Malapascua is a small island just north of the northernmost tip of Cebu in the Philippines. While it is, of its own accord, a very pretty place to visit, the main reason tourists go there is to dive with the thresher sharks that frequent its waters.
Thresher sharks are solitary creatures that spend the majority of their time in the open ocean. Their exceptionally long tails, which they use to stun prey, are the reason for both their name and their unique appearance.
To see them at Malapascua, you’ll need to book a dive trip to Monad Shoal – a natural cleaning station for sharks and other fish about 8 km from the island. The best time to see them is early morning, which means you’ll probably be asked to arrive at your dive centre around 4:30 am, with the aim of entering the water around 5:30 as the sun is just starting to rise.
The dive is up to 30 m deep, so you should be at least Advanced certified or have your Adventure Deep specialty. There’s not a lot else to see at this particular dive site, so you’ll just head straight to the viewing area and kneel behind a rope in wait of the main attraction.
While sightings are frequent, they’re not guaranteed and you should go with the understanding that you might have to try again another day if you’re unlucky. You might also find that the visibility at that depth and time of day is not the best. However, it’s still an exciting and privileged experience to see thresher sharks in their natural environment.
OTHER MARINE LIFE
The video below was put together using footage from three dives (two at Gato Island and one at Monad Shoal) with French Kiss Divers in December 2015.
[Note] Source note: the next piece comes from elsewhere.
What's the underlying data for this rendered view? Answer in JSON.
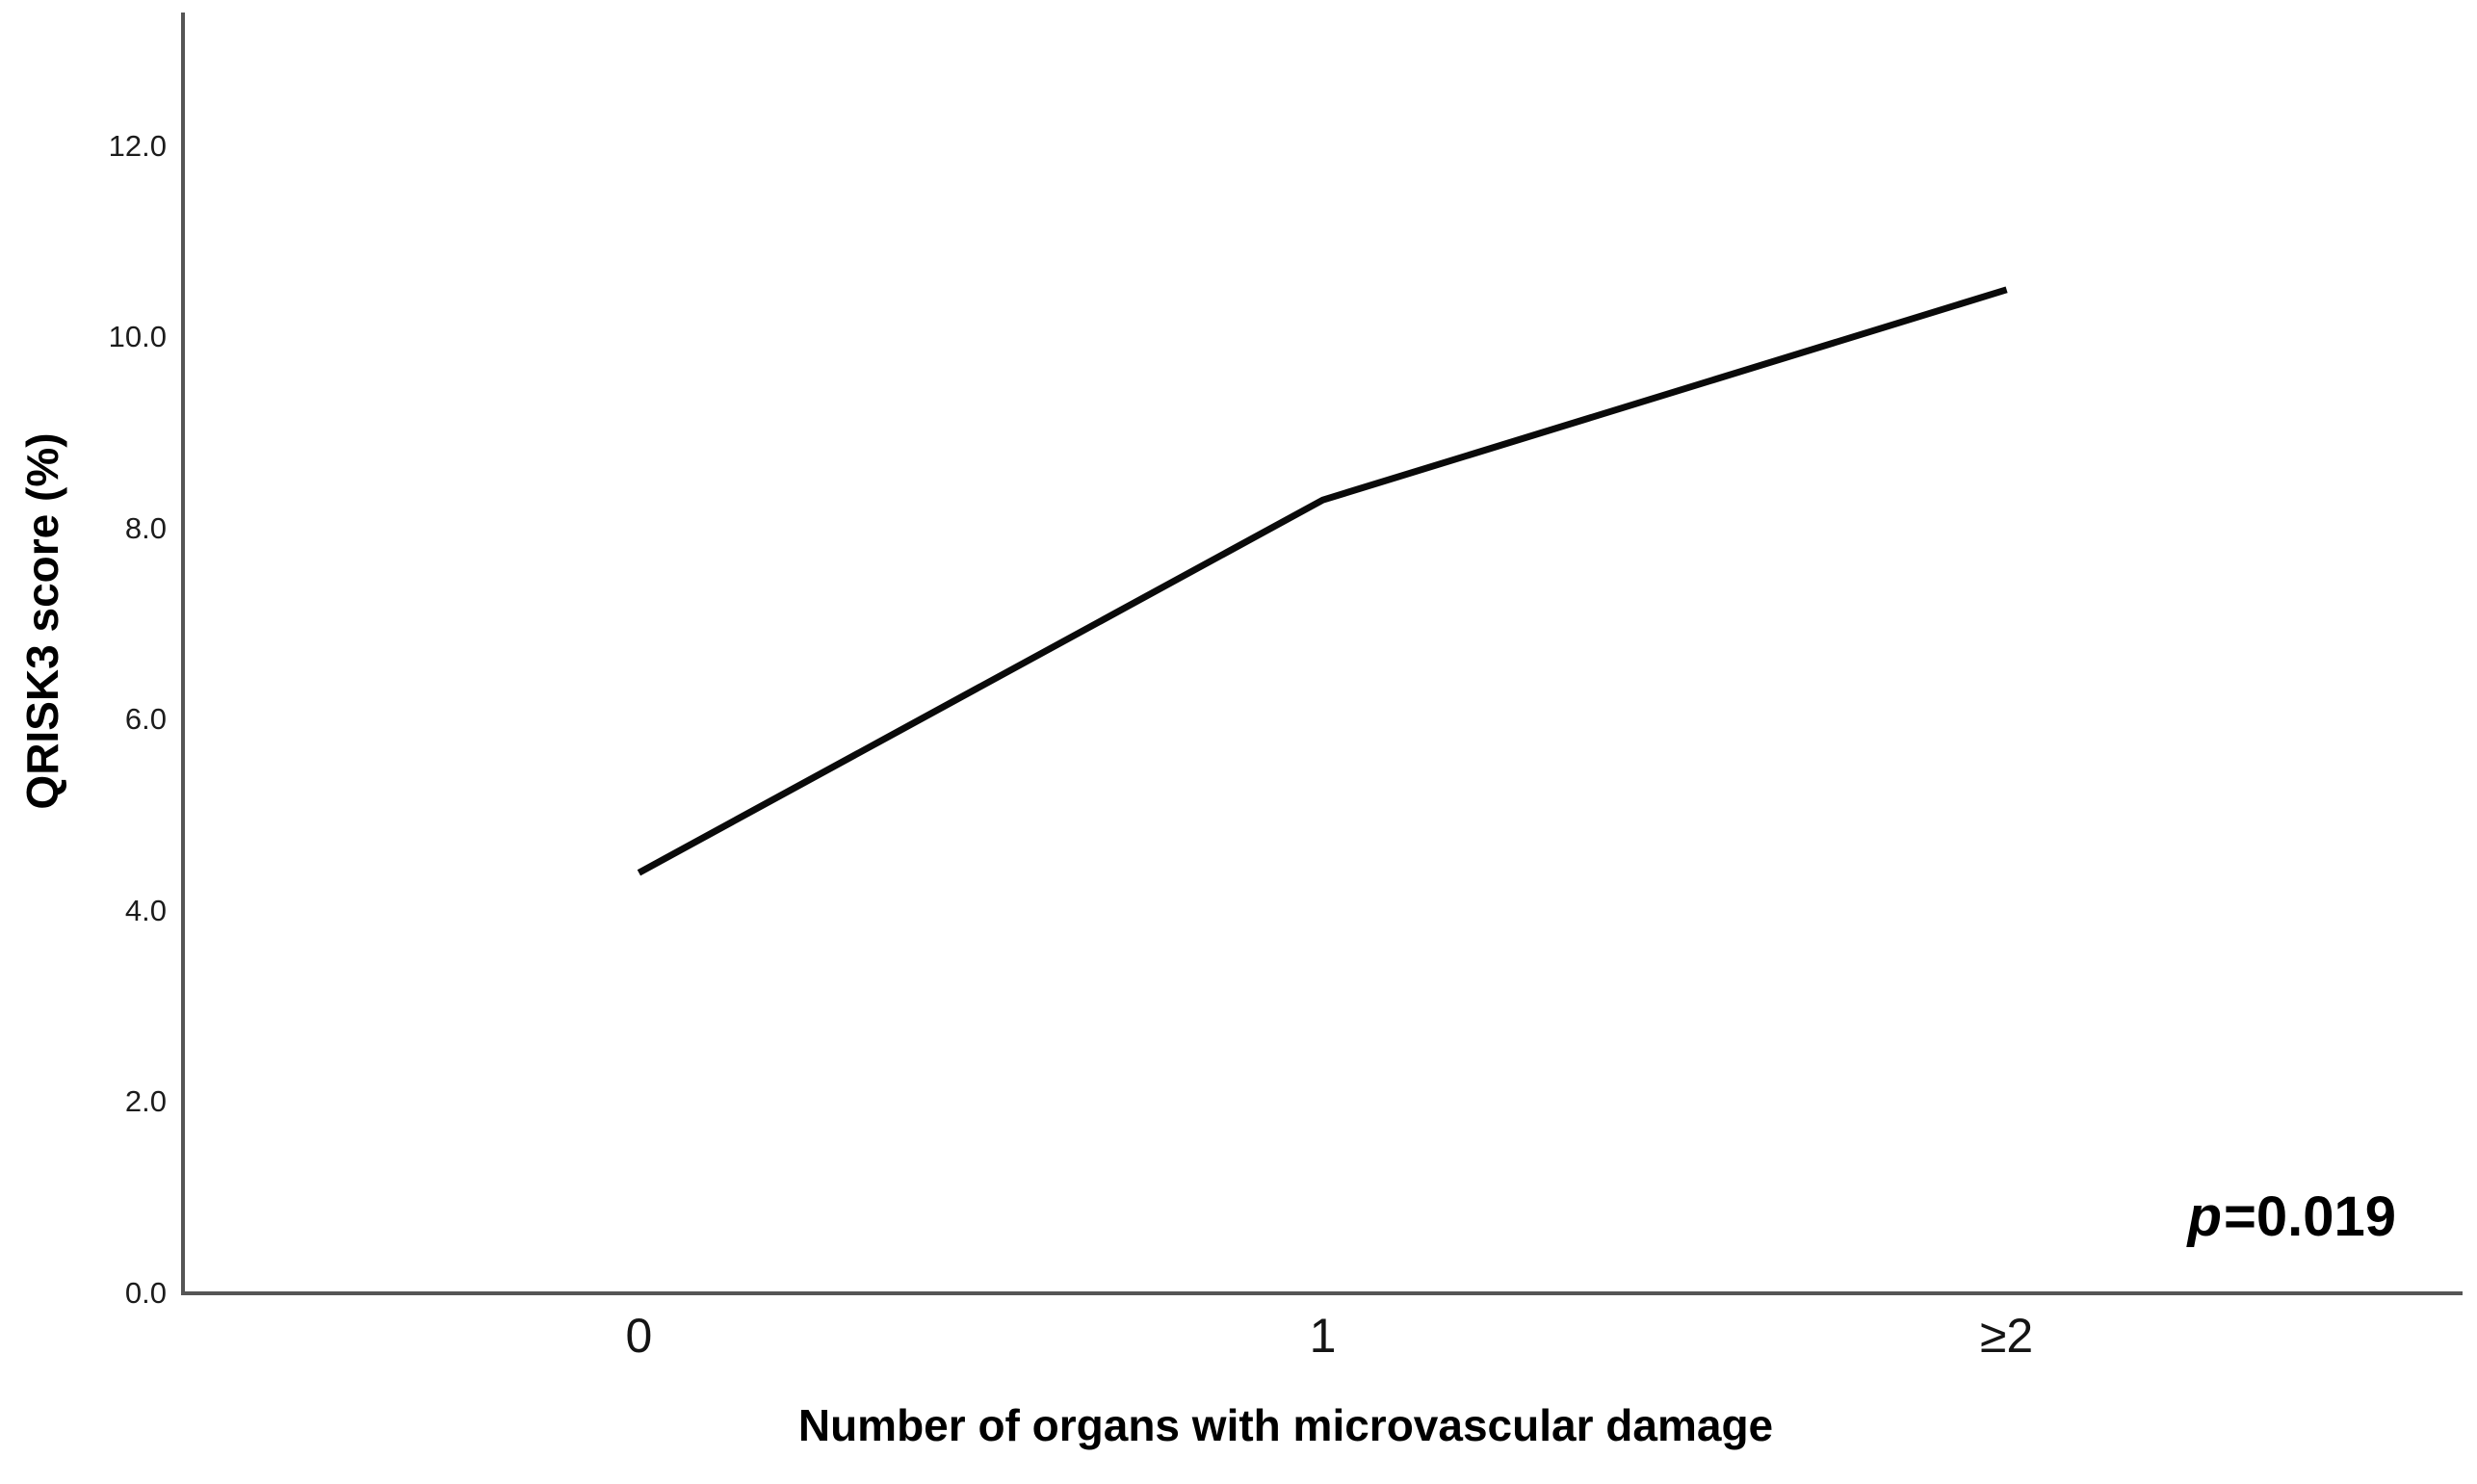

Aside from thresher sharks, Monad Shoal often attracts eagle and manta rays. Other popular dive sites are Gato Island – home to numerous white tip sharks and the rare pygmy seahorse; Lighthouse – where sightings of iridescent mandarin fish are almost guaranteed at dusk; Lapus Lapus – which has beautiful coral formations; and the sunken island of Kimud Shoal. There are also some wreck dives in the area.
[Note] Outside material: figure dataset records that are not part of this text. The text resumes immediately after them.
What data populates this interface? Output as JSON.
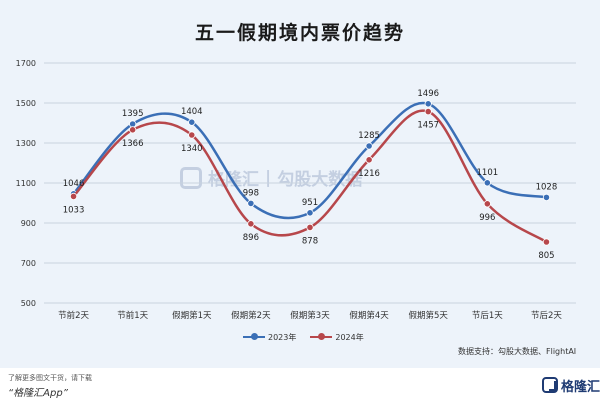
{
  "title": "五一假期境内票价趋势",
  "source_text": "数据支持：勾股大数据、FlightAI",
  "promo_text": "了解更多图文干货，请下载",
  "app_text": "“格隆汇App”",
  "brand_name": "格隆汇",
  "watermark": {
    "brand": "格隆汇",
    "divider": "|",
    "partner": "勾股大数据"
  },
  "chart_data": {
    "type": "line",
    "title": "五一假期境内票价趋势",
    "categories": [
      "节前2天",
      "节前1天",
      "假期第1天",
      "假期第2天",
      "假期第3天",
      "假期第4天",
      "假期第5天",
      "节后1天",
      "节后2天"
    ],
    "y_ticks": [
      500,
      700,
      900,
      1100,
      1300,
      1500,
      1700
    ],
    "ylim": [
      500,
      1700
    ],
    "grid": true,
    "legend_position": "bottom",
    "series": [
      {
        "name": "2023年",
        "color": "#3b6fb6",
        "values": [
          1046,
          1395,
          1404,
          998,
          951,
          1285,
          1496,
          1101,
          1028
        ]
      },
      {
        "name": "2024年",
        "color": "#b7474b",
        "values": [
          1033,
          1366,
          1340,
          896,
          878,
          1216,
          1457,
          996,
          805
        ]
      }
    ]
  }
}
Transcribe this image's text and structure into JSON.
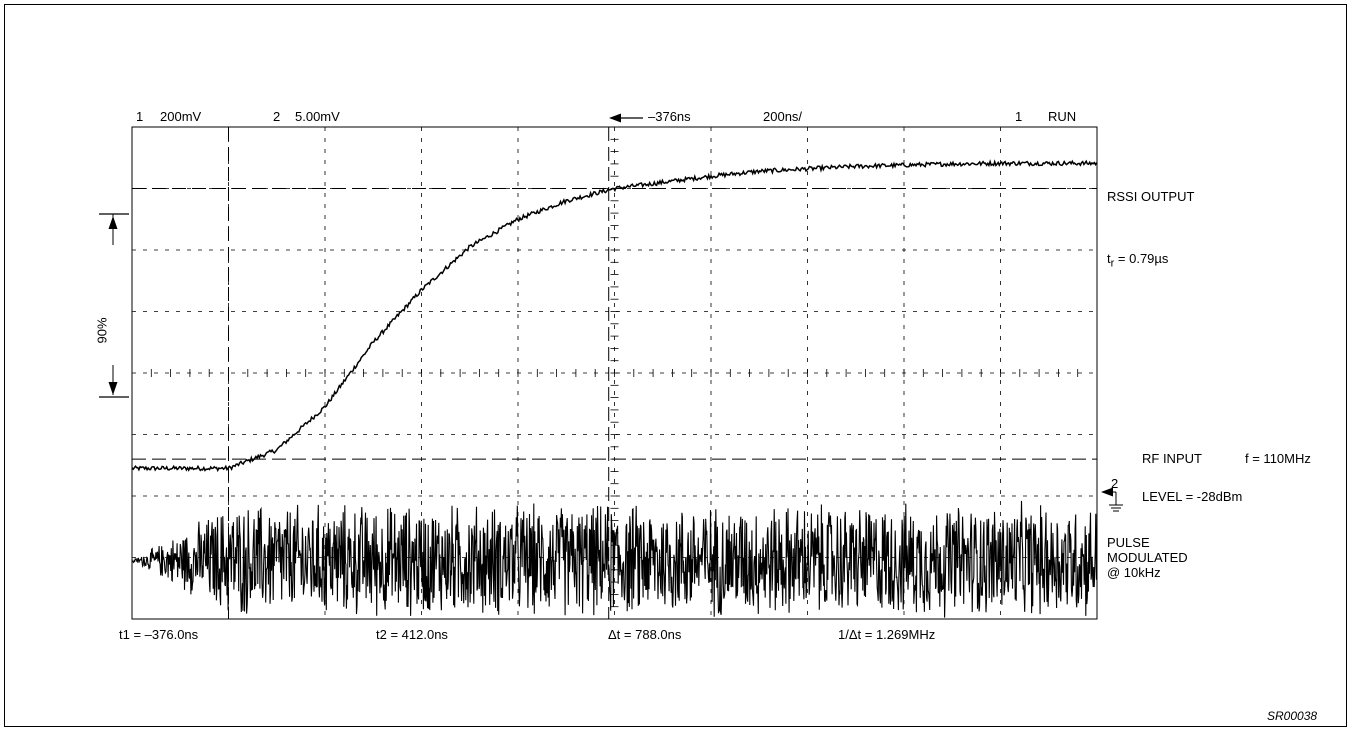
{
  "header": {
    "ch1_number": "1",
    "ch1_scale": "200mV",
    "ch2_number": "2",
    "ch2_scale": "5.00mV",
    "trigger_offset": "–376ns",
    "timebase": "200ns/",
    "trigger_channel": "1",
    "run_state": "RUN"
  },
  "footer": {
    "t1": "t1 = –376.0ns",
    "t2": "t2 = 412.0ns",
    "delta_t": "Δt = 788.0ns",
    "inv_delta_t": "1/Δt = 1.269MHz"
  },
  "annotations": {
    "rssi_output": "RSSI OUTPUT",
    "rise_time_prefix": "t",
    "rise_time_sub": "r",
    "rise_time_value": " = 0.79µs",
    "ninety_percent": "90%",
    "rf_input": "RF INPUT",
    "frequency": "f = 110MHz",
    "ch2_marker": "2",
    "level": "LEVEL = -28dBm",
    "pulse": "PULSE",
    "modulated": "MODULATED",
    "at_10khz": "@ 10kHz"
  },
  "figure_id": "SR00038",
  "chart_data": {
    "type": "line",
    "grid": true,
    "x_timebase": "200ns/",
    "series": [
      {
        "name": "RSSI OUTPUT",
        "channel": 1,
        "x_divisions": [
          0.0,
          1.0,
          1.5,
          2.0,
          2.5,
          3.0,
          3.5,
          4.0,
          4.5,
          5.0,
          5.5,
          6.0,
          6.5,
          7.0,
          7.5,
          8.0,
          8.5,
          9.0,
          9.5,
          10.0
        ],
        "y_divisions": [
          -1.55,
          -1.55,
          -1.25,
          -0.55,
          0.5,
          1.35,
          2.05,
          2.5,
          2.8,
          3.0,
          3.1,
          3.2,
          3.28,
          3.32,
          3.36,
          3.38,
          3.4,
          3.41,
          3.41,
          3.41
        ]
      },
      {
        "name": "RF INPUT",
        "channel": 2,
        "x_divisions": [
          0.0,
          1.0,
          10.0
        ],
        "y_divisions": [
          -3.05,
          -3.05,
          -3.05
        ],
        "envelope_half_height_div": [
          0.0,
          1.0,
          1.0
        ]
      }
    ],
    "cursors_time": [
      -376.0,
      412.0
    ],
    "cursors_y_divisions": [
      -1.4,
      3.0
    ]
  }
}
While diving in Malapascua, you might also see banded sea snakes, cuttlefish (often mating), seahorses, nudibranchs, frogfish, scorpion fish, porcupine fish, smashing mantis shrimp, colourful nudibranchs, scorpion and frog fish, squid, big-mouthed mackerel, and bamboo and cat sharks.
FRENCH KISS DIVERS
French Kiss Divers is a fantastic dive school with its main office on Bounty Beach and another branch set to open on the eastern beach in early 2016. Their logo – a thresher shark’s body concealed within the outline of a kiss print in the colours of the international scuba diving flag – is just one example of their professionalism and attention to detail. They offer a range of SSI certifications from Open Water to Instructor, as well as speciality courses, and they don’t teach groups larger than four. The office, boats and equipment are of the highest quality and the staff are incredibly helpful and friendly. Despite being French-run, it attracts people from a wide range of nationalities who usually round off the day with a few beers at the Hippocampus Bar or elsewhere nearby.
MORE ON MALAPASCUA
As it’s only 2.5 by 1 km, you can easily explore Malapascua on foot. There’s a track that winds its way around the circumference and, though you’re likely to make a wrong turn here and there, you’ll never be too far away from a path home. The lighthouse is a great base for watching the sunset and it’s also close to some 10 m cliffs that you can jump from.
Most of the resorts and dive centres are located along Bounty Beach. Cheaper options are a little further inland or out east close to where the Maya boats drop people off.
While most of the accommodation on Malapascua is quite upmarket, there are a few budget options. Villa Sandra is really popular with backpackers. Dorm beds cost just 300 Php and come with individual fans.
Most of the good bars are located on the tiny southwest peninsular. Ging Ging’s behind Bounty Beach is a good option for those on a budget. If you’re on Malapascua on a Saturday night, ask around about the party at the basketball court. For a small island, this place really packs a punch in terms of nightlife, and you’ll often find locals of all ages dancing into the early hours.
Bring plenty of cash as there are no ATMs on Malapascua.
Most people head across to Malapascua from Maya in the north of Cebu. Setting off from the centre of Cebu City, a cab to the northern bus station will cost around 100 Php. Buses go directly to Maya and cost between 160 and 190 Php, depending on the company. They leave approximately once every 30 minutes and take four to five hours. In Maya, you’ll be dropped off right beside the boats, where they will probably try to persuade any foreigners to club together and pay 1500 Php for a private boat. As long as it’s not too late in the day, you shouldn’t have to wait more than 15 minutes for a regular boat to set off, and although there’s talk of prices having risen to 200 Php at the start of 2015, if you haggle, you should still be able to get there for 100. You may or may not have to pay for a smaller boat to transfer you at each end. This will depend partly on luck and partly on where the tide is, and you may pay 20 Php all in, or 20 Php for you and 20 for your luggage.